Blinken ile birlikte seyahat eden üst düzey bir ABD Dışişleri Bakanlığı yetkilisi, ABD’nin hâlâ Filistin Yönetimi’nin – Batı Şeria ve Gazze Şeridi anlamına gelen – Filistin topraklarını yönetmesini istediğini söyledi.

Ayrıca Netanyahu hükümetinin bazı üyelerinin açıkça Filistinlilerin Gazze dışına yerleştirilmesi çağrısında bulunduğu bir dönemde, ABD’nin Arap ortaklarını İsrail’le birlikte hareket etmeye ikna etmesinin zor olacağını söyledi.
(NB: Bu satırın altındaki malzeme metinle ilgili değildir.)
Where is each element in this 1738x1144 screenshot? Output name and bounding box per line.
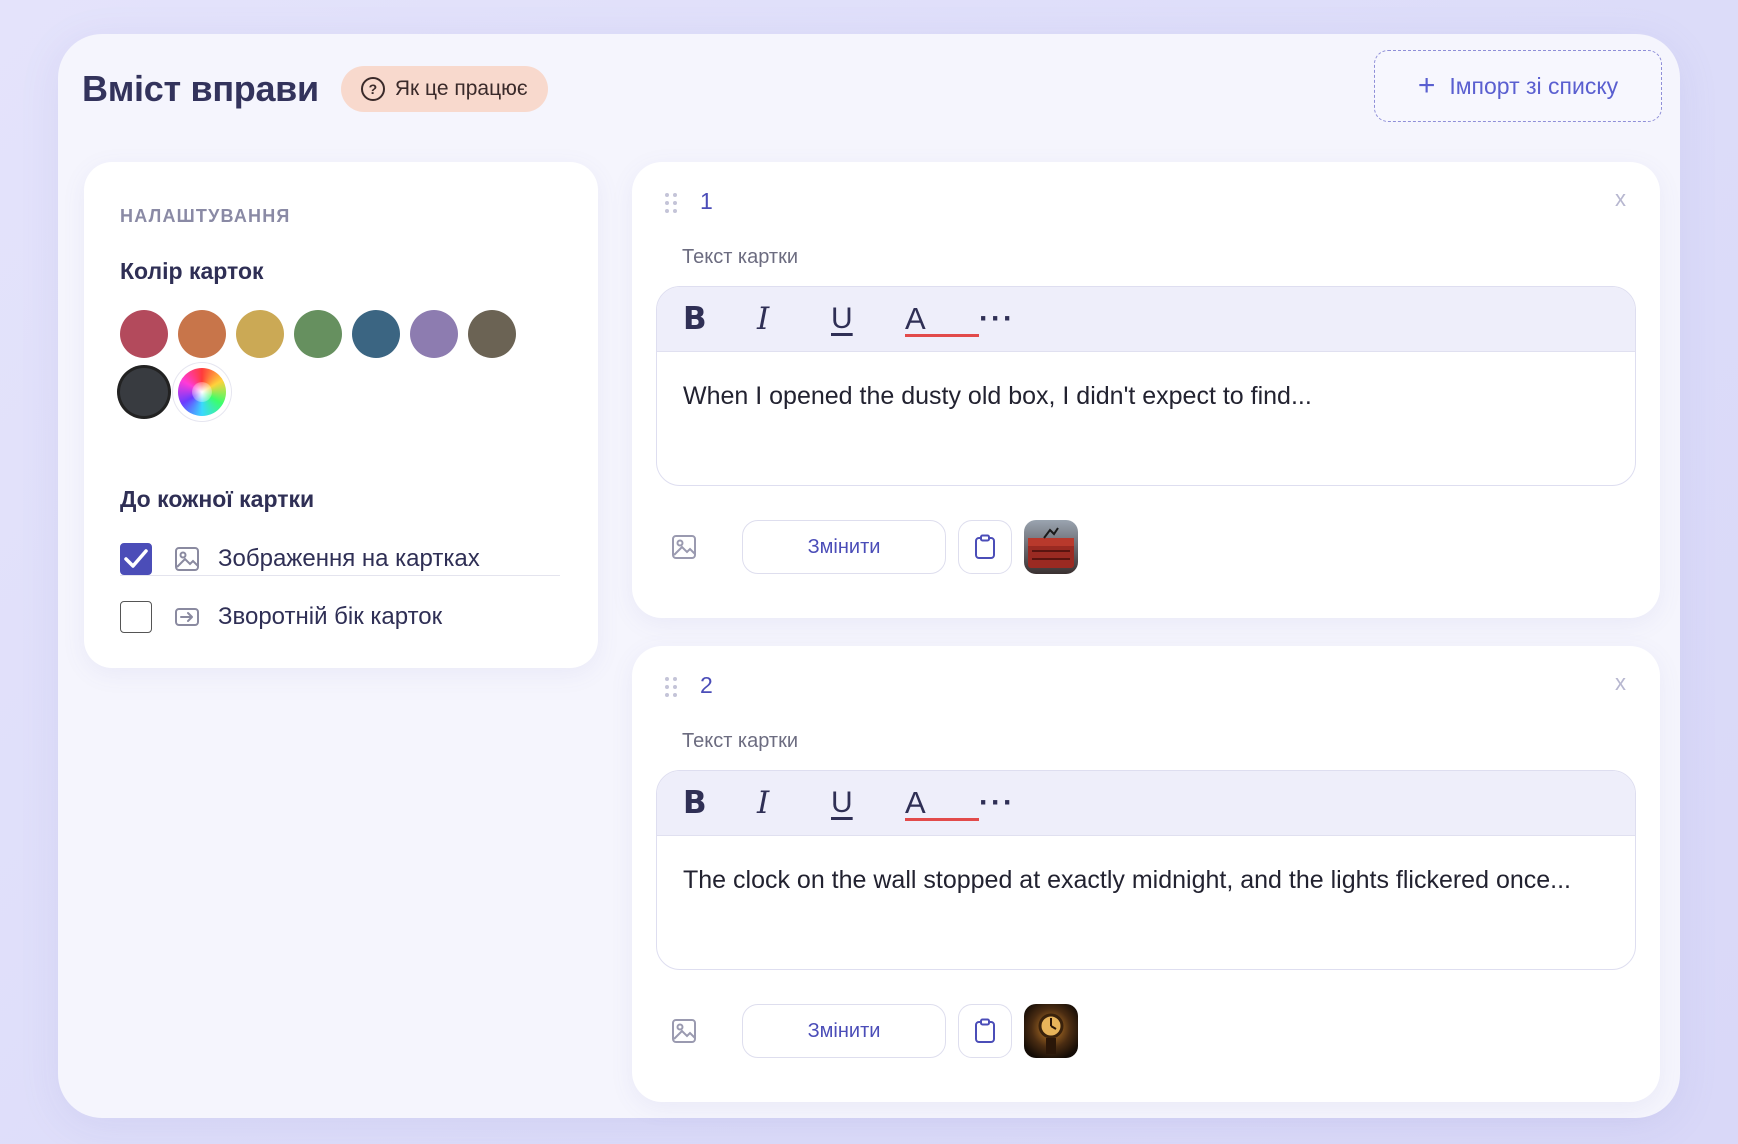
card-footer: Змінити: [670, 1004, 1078, 1058]
how-it-works-label: Як це працює: [394, 77, 528, 100]
underline-button[interactable]: U: [831, 287, 905, 351]
images-checkbox[interactable]: [120, 543, 152, 575]
more-options-button[interactable]: ···: [979, 287, 1053, 351]
paste-clipboard-button[interactable]: [958, 1004, 1012, 1058]
image-icon: [670, 533, 698, 561]
option-card-back[interactable]: Зворотній бік карток: [120, 600, 442, 634]
color-swatch-red[interactable]: [120, 310, 168, 358]
color-swatch-purple[interactable]: [410, 310, 458, 358]
option-images-on-cards[interactable]: Зображення на картках: [120, 542, 480, 576]
color-swatch-brown[interactable]: [468, 310, 516, 358]
card-text-label: Текст картки: [682, 730, 798, 752]
card-color-title: Колір карток: [120, 258, 264, 284]
flip-card-icon: [174, 604, 200, 630]
card-back-checkbox[interactable]: [120, 601, 152, 633]
card-back-option-label: Зворотній бік карток: [218, 603, 443, 630]
images-option-label: Зображення на картках: [218, 545, 480, 572]
drag-handle-icon[interactable]: [664, 192, 678, 219]
each-card-title: До кожної картки: [120, 486, 315, 512]
change-image-button[interactable]: Змінити: [742, 520, 946, 574]
bold-button[interactable]: B: [683, 771, 757, 835]
text-color-underline: [905, 818, 979, 821]
custom-color-picker[interactable]: [178, 368, 226, 416]
text-color-glyph: A: [905, 785, 926, 820]
color-swatch-green[interactable]: [294, 310, 342, 358]
color-swatch-orange[interactable]: [178, 310, 226, 358]
italic-button[interactable]: I: [757, 287, 831, 351]
text-color-underline: [905, 334, 979, 337]
card-footer: Змінити: [670, 520, 1078, 574]
page-title: Вміст вправи: [82, 68, 319, 109]
card-number: 1: [700, 188, 713, 214]
clock-thumbnail[interactable]: [1024, 1004, 1078, 1058]
exercise-content-panel: Вміст вправи ? Як це працює + Імпорт зі …: [58, 34, 1680, 1118]
text-color-glyph: A: [905, 301, 926, 336]
more-options-button[interactable]: ···: [979, 771, 1053, 835]
check-icon: [124, 549, 148, 568]
card-text-label: Текст картки: [682, 246, 798, 268]
plus-icon: +: [1417, 69, 1436, 102]
drag-handle-icon[interactable]: [664, 676, 678, 703]
color-swatch-blue[interactable]: [352, 310, 400, 358]
rich-text-editor: B I U A ··· When I opened the dusty old …: [656, 286, 1636, 486]
image-icon: [174, 546, 200, 572]
card-1: 1 x Текст картки B I U A ··· When I open…: [632, 162, 1660, 618]
color-swatch-dark[interactable]: [120, 368, 168, 416]
change-image-button[interactable]: Змінити: [742, 1004, 946, 1058]
settings-heading: НАЛАШТУВАННЯ: [120, 206, 291, 226]
import-label: Імпорт зі списку: [1449, 72, 1619, 99]
import-from-list-button[interactable]: + Імпорт зі списку: [1374, 50, 1662, 122]
editor-toolbar: B I U A ···: [657, 771, 1635, 836]
color-swatch-yellow[interactable]: [236, 310, 284, 358]
editor-toolbar: B I U A ···: [657, 287, 1635, 352]
how-it-works-button[interactable]: ? Як це працює: [340, 66, 548, 112]
rich-text-editor: B I U A ··· The clock on the wall stoppe…: [656, 770, 1636, 970]
clipboard-icon: [975, 1018, 995, 1043]
old-box-thumbnail[interactable]: [1024, 520, 1078, 574]
settings-panel: НАЛАШТУВАННЯ Колір карток До кожної карт…: [84, 162, 598, 668]
card-text-input[interactable]: The clock on the wall stopped at exactly…: [657, 836, 1635, 924]
italic-button[interactable]: I: [757, 771, 831, 835]
paste-clipboard-button[interactable]: [958, 520, 1012, 574]
question-icon: ?: [360, 77, 385, 101]
bold-button[interactable]: B: [683, 287, 757, 351]
card-2: 2 x Текст картки B I U A ··· The clock o…: [632, 646, 1660, 1102]
close-icon[interactable]: x: [1615, 670, 1626, 696]
image-icon: [670, 1017, 698, 1045]
card-number: 2: [700, 672, 713, 698]
card-text-input[interactable]: When I opened the dusty old box, I didn'…: [657, 352, 1635, 440]
clipboard-icon: [975, 534, 995, 559]
text-color-button[interactable]: A: [905, 771, 979, 835]
header: Вміст вправи ? Як це працює: [82, 60, 548, 118]
close-icon[interactable]: x: [1615, 186, 1626, 212]
underline-button[interactable]: U: [831, 771, 905, 835]
text-color-button[interactable]: A: [905, 287, 979, 351]
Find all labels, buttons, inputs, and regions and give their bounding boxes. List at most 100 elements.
Bu, Filistinlilerin en büyük korkusu olmaya devam ediyor ve Netanyahu’nun bazı siyasi müttefiklerinin ateşli söylemleri ve hükümetin nereden geldiği belli olmayan belgeleriyle körükleniyor.

Son günlerde hükümetin Gazze’den gelen Filistinlileri kabul etmeleri için Afrika ülkeleriyle gizli müzakereler yürüttüğü yönündeki haberler bu korkuyu daha da artırdı.

Gazze’deki sivil nüfusun büyük bir kısmı Gazze Şeridi’nin güney kesiminde sıkışıp kalmışken, bazıları 7 Ekim’den bu yana birçok kez yer değiştirmişken, geri dönüp dönemeyecekleri belli olmayan bir şekilde Gazze dışına gitmeye zorlanabilecekleri düşüncesi son derece endişe veriyor.

Ancak Gallant’ın planına şüpheyle yaklaşanlar yalnızca Filistinliler değil.

En çok muhalefet edenlerin bazıları, Netanyahu’nun kendi koalisyonunun aşırı sağcı üyeleri.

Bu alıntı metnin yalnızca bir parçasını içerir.